2003年5月に施行された健康増進法は、国民の健康を総合的に増進するために定められた法律です。

日本は急速に高齢化社会となっていることから、高齢化に伴い患う疾病が変化していきました。疾病の変化は、厚生労働省が公表している年次ごとの死因順位で確認できます。

【死因順位】

1947年2020年
1位全結核悪性新生物
2位肺炎及び気管支炎高血圧性を除く心疾患
3位胃腸炎老衰
4位脳血管疾患脳血管疾患
5位精神病の記載がない老衰肺炎

近年、社会全体の高齢化に伴い、治療を行うよりも自然な死を受け入れるといった考え方の変化があるのではないかといわれています。

老衰を除く現代の死因順位を見る限り、国民が健康を意識して日常生活を送ることで、健康寿命が延びると考えられるでしょう。

そうした背景から健康増進法では、長寿大国である日本国民は、栄養バランスのとれた食事を摂ったり定期的に健康診断を受診したりと、生涯にわたって健康増進に努めなければならないとしています。

国民だけでなく企業も、従業員の健康を維持・増進することを求めるように改正されました。

改正健康増進法の主な変更点

2020年4月に施行した改正健康増進法では、「受動喫煙の防止」という目的が加わっています。
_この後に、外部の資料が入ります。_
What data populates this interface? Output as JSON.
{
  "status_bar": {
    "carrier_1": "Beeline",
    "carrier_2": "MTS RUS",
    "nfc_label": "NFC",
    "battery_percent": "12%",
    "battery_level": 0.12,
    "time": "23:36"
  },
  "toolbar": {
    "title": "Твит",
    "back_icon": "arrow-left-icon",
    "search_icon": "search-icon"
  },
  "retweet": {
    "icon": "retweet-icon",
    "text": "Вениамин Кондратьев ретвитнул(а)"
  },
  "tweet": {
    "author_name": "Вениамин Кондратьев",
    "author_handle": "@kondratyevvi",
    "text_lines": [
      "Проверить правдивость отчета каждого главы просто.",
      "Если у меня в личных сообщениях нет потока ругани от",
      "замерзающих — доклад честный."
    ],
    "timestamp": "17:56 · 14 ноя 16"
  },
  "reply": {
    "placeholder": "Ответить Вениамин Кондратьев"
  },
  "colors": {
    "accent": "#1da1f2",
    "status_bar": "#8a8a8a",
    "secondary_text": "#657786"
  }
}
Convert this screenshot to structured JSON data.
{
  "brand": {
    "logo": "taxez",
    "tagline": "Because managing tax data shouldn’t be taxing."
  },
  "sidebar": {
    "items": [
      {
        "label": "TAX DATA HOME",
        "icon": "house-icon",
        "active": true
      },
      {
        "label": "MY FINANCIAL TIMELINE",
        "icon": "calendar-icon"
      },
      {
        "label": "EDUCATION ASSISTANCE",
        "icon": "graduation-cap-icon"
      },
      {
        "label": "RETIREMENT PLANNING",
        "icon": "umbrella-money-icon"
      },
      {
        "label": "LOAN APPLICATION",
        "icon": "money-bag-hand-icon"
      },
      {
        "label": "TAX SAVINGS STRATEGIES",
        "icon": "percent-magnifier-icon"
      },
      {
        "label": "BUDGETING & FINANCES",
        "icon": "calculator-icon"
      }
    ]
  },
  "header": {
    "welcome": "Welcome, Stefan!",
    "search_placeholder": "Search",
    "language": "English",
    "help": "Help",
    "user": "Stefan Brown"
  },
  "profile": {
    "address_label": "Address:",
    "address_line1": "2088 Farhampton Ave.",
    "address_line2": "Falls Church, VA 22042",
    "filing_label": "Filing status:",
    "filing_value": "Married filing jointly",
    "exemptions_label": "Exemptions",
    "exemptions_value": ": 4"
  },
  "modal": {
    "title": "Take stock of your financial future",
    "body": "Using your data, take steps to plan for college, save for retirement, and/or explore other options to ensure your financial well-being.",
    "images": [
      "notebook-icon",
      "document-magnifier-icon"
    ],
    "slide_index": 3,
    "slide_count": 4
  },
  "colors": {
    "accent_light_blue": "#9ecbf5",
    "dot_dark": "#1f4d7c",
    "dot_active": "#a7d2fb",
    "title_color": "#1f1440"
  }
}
受動喫煙は、煙草を吸っている本人だけでなく、近くにいる非喫煙者にも影響を与えることを知っている人は多いでしょう。特に、未成年や疾患をもつ人に影響が大きく、小児の喘息や乳幼児突然死症候群(SIDS)や、肺がんや循環器疾患も受動喫煙と因果関係があるようです。

アメリカでは受動喫煙防止条約を施行したあと、急性心筋梗塞を患う人が少なくなったという報告もあり、未成年や疾患を持つ人の健康を守るためにも、改正健康増進法の施行は必要といえます。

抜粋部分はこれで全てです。